Outcomes, not hours, are the new approach to productivity. If the work is completed to the required standards, does it matter if each employee works precisely 8 hours per day?

With many people working remotely, the old way of measuring productivity by monitoring hours at a desk is less prevalent. A trust-based outcomes model is taking its place.

Here is why you should move to an outcome-based culture rather than counting work hours:

1. Monitoring hours doesn’t work

Just because a team member is sitting and looking at the screen, it doesn’t mean they’re working. They could be daydreaming, looking at their phone, or on a go slow.

Unless you are monitoring keystrokes, you have no idea what your team is doing. A team member who doesn’t want to work will avoid their work whether they are at their desk or not: This is a performance management issue, not a time-keeping issue.

If you have strict rules about the start, finish, and lunchtimes, all you will do is annoy your productive team members.

2. Measure what you want

Your team is tasked with outcomes therefore you should measure results.
Excellent team outcomes produced on time means your team is doing OK, and you don’t need to micromanage how they do it.

Ensure you are setting SMART goals with your team and monitoring progress regularly.

Great results mean kudos for you, so don’t mess it up by being so pedantic that your team gets annoyed and goes work somewhere else.
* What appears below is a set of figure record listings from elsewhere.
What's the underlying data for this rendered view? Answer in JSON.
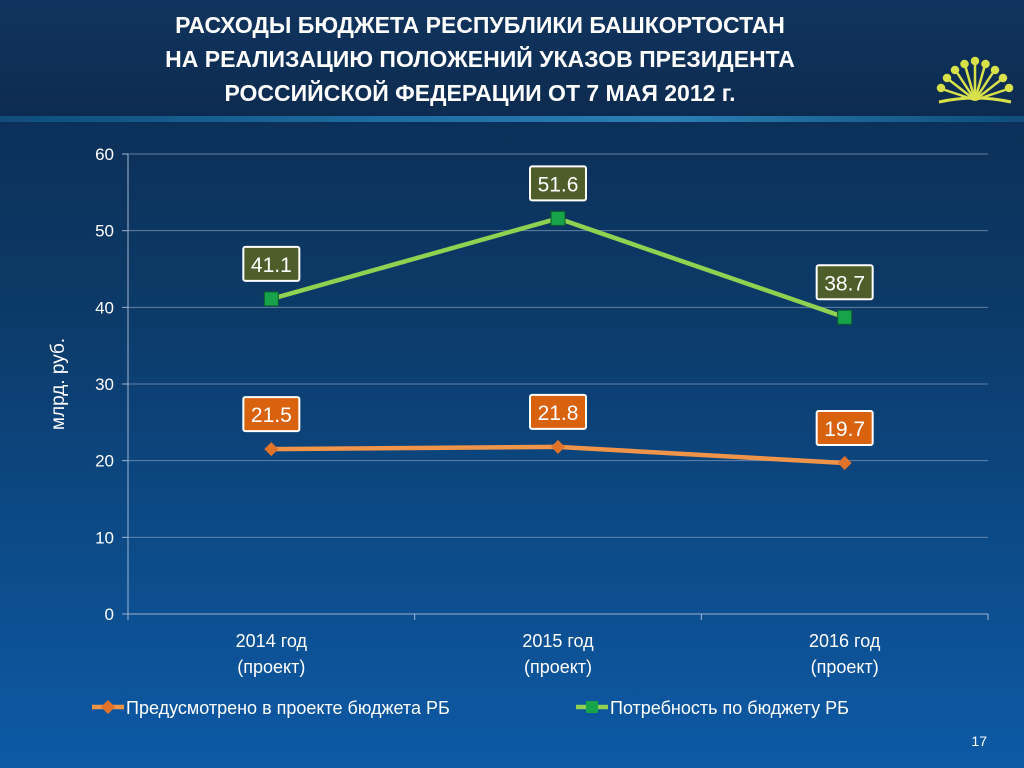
{
  "title_lines": [
    "РАСХОДЫ БЮДЖЕТА РЕСПУБЛИКИ БАШКОРТОСТАН",
    "НА РЕАЛИЗАЦИЮ ПОЛОЖЕНИЙ УКАЗОВ ПРЕЗИДЕНТА",
    "РОССИЙСКОЙ ФЕДЕРАЦИИ ОТ 7 МАЯ 2012 г."
  ],
  "page_number": "17",
  "logo_icon": "kurai-flower-icon",
  "chart_data": {
    "type": "line",
    "categories": [
      [
        "2014 год",
        "(проект)"
      ],
      [
        "2015 год",
        "(проект)"
      ],
      [
        "2016 год",
        "(проект)"
      ]
    ],
    "ylabel": "млрд. руб.",
    "ylim": [
      0,
      60
    ],
    "yticks": [
      0,
      10,
      20,
      30,
      40,
      50,
      60
    ],
    "grid": true,
    "legend_position": "bottom",
    "series": [
      {
        "name": "Предусмотрено в проекте бюджета РБ",
        "values": [
          21.5,
          21.8,
          19.7
        ],
        "labels": [
          "21.5",
          "21.8",
          "19.7"
        ],
        "color": "#f0944a",
        "marker": "diamond",
        "label_bg": "#d9620f"
      },
      {
        "name": "Потребность по бюджету РБ",
        "values": [
          41.1,
          51.6,
          38.7
        ],
        "labels": [
          "41.1",
          "51.6",
          "38.7"
        ],
        "color": "#8fd150",
        "marker": "square",
        "marker_color": "#17a34a",
        "label_bg": "#4e5e2a"
      }
    ]
  }
}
3. Some tasks are more equal than others

Some tasks are easier than others. If a piece of work is particularly intense and out-of-the-box thinking is required, it will take up more energy. Your team member will become tired quickly.

All work is not the same, and it’s challenging to sustain stressful work for long periods.

Don’t panic if your team member knocks off an hour early because they’ve worn themselves out getting a good result for the team. They’ll be back tomorrow refreshed and ready to do more excellent work.

4. Human beings, not human doings

We are all human, and some days we have a lot more energy than others.
When we have a cold, we can’t work continuously at such a high level of productivity as usual.

It’s far more sensible for your team member to go home to rest and recuperate and come back to work 100% the next day.

Other reasons why your team might not work at total capacity are stress, overwhelm, and personal issues. Make sure you know what is going on in your team’s lives by having regular one-to-ones.


Adopting an outcomes not hours approach doesn’t mean leaders or managers should allow their team to avoid their work responsibilities. But if you have a productive and energized team member who works hard and is keen to contribute, let them be.

As long as your team achieves their outcomes and manages their health, moods, fatigue, and work to your satisfaction, don’t micromanage them.

We are all adults.

Any bad apples in your team taking advantage of remote working or not producing outcomes should be dealt with separately.

Don’t penalize the majority of the team who work hard because of one slacker who cannot be trusted to do their work.